Abstract:This paper presents an inverse kinematic optimization layer (IKOL) for 3D human pose and shape estimation that leverages the strength of both optimization- and regression-based methods within an end-to-end framework. IKOL involves a nonconvex optimization that establishes an implicit mapping from an image's 3D keypoints and body shapes to the relative body-part rotations. The 3D keypoints and the body shapes are the inputs and the relative body-part rotations are the solutions. However, this procedure is implicit and hard to make differentiable. So, to overcome this issue, we designed a Gauss-Newton differentiation (GN-Diff) procedure to differentiate IKOL. GN-Diff iteratively linearizes the nonconvex objective function to obtain Gauss-Newton directions with closed form solutions. Then, an automatic differentiation procedure is directly applied to generate a Jacobian matrix for end-to-end training.
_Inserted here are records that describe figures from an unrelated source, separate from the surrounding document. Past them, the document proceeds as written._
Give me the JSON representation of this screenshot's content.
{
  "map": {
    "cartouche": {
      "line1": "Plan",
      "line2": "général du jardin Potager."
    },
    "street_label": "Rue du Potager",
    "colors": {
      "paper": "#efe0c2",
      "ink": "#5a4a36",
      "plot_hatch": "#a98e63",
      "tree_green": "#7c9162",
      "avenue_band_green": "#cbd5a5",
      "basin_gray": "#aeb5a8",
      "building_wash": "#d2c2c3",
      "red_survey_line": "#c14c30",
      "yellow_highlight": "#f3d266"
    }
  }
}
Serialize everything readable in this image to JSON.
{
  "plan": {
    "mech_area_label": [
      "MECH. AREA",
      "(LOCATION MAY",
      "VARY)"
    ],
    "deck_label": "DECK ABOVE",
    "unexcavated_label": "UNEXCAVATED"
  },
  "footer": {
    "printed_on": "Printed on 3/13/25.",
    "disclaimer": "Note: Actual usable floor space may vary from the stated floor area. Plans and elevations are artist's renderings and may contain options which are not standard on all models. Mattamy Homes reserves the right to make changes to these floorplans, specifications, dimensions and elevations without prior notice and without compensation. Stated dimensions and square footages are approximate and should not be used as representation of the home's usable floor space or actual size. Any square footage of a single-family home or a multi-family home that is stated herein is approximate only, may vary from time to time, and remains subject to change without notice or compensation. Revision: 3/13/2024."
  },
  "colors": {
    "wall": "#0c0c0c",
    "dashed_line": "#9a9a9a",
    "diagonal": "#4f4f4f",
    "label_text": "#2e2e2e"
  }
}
Notably, the GN-Diff procedure works fast because it does not rely on a time-consuming implicit differentiation procedure. The twist rotation and shape parameters are learned from the neural networks and, as a result, IKOL has a much lower computational overhead than most existing optimization-based methods. Additionally, compared to existing regression-based methods, IKOL provides a more accurate mesh-image correspondence. This is because it iteratively reduces the distance between the keypoints and also enhances the reliability of the pose structures. Extensive experiments demonstrate the superiority of our proposed framework over a wide range of 3D human pose and shape estimation methods.